Dass diese absurde und wissenschaftsfeindliche Position der Generalbundesanwaltschaft nicht unwidersprochen im Raum stehen bleibt, beruhigt ein wenig. In einem offenen Brief haben sich renommierte Wissenschaftler, unter ihnen auch Prof. Häußermann, an die Generalbundesanwältin Monika Harms gewandt und fordern, dass „kritische Forschung, auch in Verbindung mit sozialem und politischem Engagement, nicht zum terroristischen Tatbestand erklärt werden" darf und dass die „Unterstellung" fallen gelassen werden muss, „die wissenschaftlichen Arbeiten von Dr. Andrej H. begründeten eine intellektuelle Täterschaft in einer terroristischen Vereinigung. Aus der wissenschaftlichen Arbeit von Dr. Andrej H. lassen sich unter keinen Umständen Rechtfertigungen für einen Haftbefehl herleiten. Eine solche Argumentation stellt eine fundamentale Bedrohung der Freiheit von Forschung und Lehre dar." Dieser Offene Brief kann hier unterschrieben werden, schon jetzt haben dies über 2400 Menschen getan.

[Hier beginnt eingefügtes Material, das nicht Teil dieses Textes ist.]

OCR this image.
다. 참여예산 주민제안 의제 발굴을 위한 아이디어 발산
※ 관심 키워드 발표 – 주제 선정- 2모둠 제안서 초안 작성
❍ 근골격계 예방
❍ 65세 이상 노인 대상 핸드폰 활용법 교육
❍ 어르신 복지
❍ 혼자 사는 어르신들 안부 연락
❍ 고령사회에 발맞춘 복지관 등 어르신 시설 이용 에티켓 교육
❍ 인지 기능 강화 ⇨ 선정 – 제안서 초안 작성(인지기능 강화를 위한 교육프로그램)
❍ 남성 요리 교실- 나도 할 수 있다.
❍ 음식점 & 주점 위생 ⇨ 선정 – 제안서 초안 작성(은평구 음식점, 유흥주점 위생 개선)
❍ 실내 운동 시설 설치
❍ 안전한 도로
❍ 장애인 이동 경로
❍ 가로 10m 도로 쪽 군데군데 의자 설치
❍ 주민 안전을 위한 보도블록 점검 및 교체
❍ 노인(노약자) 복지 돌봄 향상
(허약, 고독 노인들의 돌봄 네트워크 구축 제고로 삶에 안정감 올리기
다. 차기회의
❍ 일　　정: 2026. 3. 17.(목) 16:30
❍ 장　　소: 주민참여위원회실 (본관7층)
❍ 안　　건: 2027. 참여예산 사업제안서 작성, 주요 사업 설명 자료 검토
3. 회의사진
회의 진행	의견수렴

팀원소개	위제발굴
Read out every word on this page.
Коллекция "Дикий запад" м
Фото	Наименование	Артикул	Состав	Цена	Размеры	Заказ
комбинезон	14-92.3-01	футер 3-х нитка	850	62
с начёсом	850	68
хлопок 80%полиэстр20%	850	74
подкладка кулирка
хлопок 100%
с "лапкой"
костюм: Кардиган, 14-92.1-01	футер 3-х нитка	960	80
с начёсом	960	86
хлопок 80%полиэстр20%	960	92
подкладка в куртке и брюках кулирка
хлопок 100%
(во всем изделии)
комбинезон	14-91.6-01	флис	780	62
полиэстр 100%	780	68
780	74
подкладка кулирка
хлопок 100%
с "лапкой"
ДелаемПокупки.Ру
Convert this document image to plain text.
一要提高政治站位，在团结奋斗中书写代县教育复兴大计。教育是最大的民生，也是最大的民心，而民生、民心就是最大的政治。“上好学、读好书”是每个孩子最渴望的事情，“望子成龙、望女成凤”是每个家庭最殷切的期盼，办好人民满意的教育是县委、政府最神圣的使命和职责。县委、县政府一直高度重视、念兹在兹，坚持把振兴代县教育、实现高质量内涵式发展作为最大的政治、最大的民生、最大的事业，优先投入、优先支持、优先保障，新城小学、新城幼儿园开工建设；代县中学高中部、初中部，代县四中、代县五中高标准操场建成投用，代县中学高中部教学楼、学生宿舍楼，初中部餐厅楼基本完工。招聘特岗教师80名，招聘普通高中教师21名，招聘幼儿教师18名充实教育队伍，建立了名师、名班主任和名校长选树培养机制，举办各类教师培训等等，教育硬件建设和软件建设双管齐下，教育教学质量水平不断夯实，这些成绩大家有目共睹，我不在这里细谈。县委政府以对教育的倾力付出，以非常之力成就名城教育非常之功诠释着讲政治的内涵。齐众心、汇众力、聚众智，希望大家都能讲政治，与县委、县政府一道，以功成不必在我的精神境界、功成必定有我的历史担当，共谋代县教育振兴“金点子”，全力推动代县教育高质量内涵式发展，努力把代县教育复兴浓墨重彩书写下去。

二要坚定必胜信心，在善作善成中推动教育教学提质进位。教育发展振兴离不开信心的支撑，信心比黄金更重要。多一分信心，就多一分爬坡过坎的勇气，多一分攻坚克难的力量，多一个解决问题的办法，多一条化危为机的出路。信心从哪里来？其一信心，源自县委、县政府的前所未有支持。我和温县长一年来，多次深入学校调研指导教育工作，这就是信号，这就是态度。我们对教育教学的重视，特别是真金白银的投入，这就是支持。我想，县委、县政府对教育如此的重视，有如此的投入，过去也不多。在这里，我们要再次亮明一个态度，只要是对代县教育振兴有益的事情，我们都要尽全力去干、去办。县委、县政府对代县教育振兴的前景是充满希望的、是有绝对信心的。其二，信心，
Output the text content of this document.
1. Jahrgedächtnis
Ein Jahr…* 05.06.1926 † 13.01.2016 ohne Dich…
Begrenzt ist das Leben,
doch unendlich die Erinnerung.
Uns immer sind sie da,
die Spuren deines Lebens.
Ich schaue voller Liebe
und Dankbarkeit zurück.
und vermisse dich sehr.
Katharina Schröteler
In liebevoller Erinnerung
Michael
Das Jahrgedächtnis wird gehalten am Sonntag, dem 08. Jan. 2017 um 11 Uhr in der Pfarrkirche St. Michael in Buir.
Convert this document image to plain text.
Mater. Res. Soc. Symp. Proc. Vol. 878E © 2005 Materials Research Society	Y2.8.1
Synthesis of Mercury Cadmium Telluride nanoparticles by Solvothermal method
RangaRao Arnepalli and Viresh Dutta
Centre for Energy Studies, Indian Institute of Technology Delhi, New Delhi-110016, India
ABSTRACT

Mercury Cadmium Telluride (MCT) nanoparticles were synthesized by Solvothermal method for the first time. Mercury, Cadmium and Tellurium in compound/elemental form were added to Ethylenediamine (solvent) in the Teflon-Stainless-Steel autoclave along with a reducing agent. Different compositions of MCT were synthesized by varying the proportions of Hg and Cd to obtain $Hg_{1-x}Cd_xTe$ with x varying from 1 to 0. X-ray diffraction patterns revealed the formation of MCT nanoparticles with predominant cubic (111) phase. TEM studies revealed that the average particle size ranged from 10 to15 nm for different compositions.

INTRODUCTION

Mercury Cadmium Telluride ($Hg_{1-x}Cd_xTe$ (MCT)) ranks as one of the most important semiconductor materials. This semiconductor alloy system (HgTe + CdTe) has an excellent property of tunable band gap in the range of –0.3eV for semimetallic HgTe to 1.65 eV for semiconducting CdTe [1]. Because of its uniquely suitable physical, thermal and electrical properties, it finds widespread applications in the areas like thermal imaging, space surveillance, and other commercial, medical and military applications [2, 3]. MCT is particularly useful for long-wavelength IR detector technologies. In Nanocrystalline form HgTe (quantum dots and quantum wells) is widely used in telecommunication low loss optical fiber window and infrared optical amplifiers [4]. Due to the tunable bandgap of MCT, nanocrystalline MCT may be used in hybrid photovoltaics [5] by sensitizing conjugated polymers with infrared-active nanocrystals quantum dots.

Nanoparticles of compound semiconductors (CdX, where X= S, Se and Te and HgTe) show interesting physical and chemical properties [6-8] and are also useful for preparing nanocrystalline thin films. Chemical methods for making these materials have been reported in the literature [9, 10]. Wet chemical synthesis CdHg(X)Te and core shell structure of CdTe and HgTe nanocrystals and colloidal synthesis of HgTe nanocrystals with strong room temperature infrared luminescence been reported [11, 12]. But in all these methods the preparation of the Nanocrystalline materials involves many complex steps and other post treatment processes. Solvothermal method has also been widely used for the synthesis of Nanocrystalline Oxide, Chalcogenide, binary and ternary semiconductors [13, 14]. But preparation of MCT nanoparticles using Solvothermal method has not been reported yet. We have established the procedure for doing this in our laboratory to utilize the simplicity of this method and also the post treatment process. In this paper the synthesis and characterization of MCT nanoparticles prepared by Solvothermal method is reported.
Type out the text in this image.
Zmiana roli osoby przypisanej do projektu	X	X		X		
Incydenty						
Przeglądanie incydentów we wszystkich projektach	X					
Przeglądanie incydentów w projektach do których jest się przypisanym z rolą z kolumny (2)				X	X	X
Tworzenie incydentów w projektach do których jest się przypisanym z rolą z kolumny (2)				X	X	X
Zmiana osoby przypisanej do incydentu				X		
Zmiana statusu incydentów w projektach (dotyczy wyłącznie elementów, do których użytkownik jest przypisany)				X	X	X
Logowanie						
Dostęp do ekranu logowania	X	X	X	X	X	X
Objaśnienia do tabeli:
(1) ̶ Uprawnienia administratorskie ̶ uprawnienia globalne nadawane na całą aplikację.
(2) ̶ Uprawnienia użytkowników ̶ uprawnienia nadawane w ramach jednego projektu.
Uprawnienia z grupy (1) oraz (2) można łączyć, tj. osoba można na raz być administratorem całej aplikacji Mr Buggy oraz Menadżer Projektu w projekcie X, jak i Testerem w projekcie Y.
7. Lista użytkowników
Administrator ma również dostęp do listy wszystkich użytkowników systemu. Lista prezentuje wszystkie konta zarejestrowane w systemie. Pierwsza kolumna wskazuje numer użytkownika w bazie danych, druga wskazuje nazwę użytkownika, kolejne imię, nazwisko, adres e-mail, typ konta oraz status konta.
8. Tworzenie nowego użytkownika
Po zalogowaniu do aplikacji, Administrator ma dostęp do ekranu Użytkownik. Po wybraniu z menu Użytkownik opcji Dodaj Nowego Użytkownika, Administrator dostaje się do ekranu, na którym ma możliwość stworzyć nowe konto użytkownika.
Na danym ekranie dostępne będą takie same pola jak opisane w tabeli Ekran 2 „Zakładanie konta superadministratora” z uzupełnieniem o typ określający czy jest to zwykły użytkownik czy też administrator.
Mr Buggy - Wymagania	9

Zum Schluß noch ein paar Worte in eigener Sache. Der Autor dieser Zeilen hat im Jahr 2000 eine seiner drei mündlichen Diplom-Prüfungen bei Prof. Häußermann abgehalten, eines der dort geprüften Themen war das der „Gentrification". Der Autor hat bestanden, sogar mit Sehr Gut - unter anderem dank Texten, die er zur Vorbereitung auf diese Prüfung nutzen konnte, und die ihm ausgeliehen wurden von Andrej H. Nochmals danke, Andrej - und werte Generalbundesanwaltschaft: Ich bin trotzdem kein Terrorist. Ehrlich.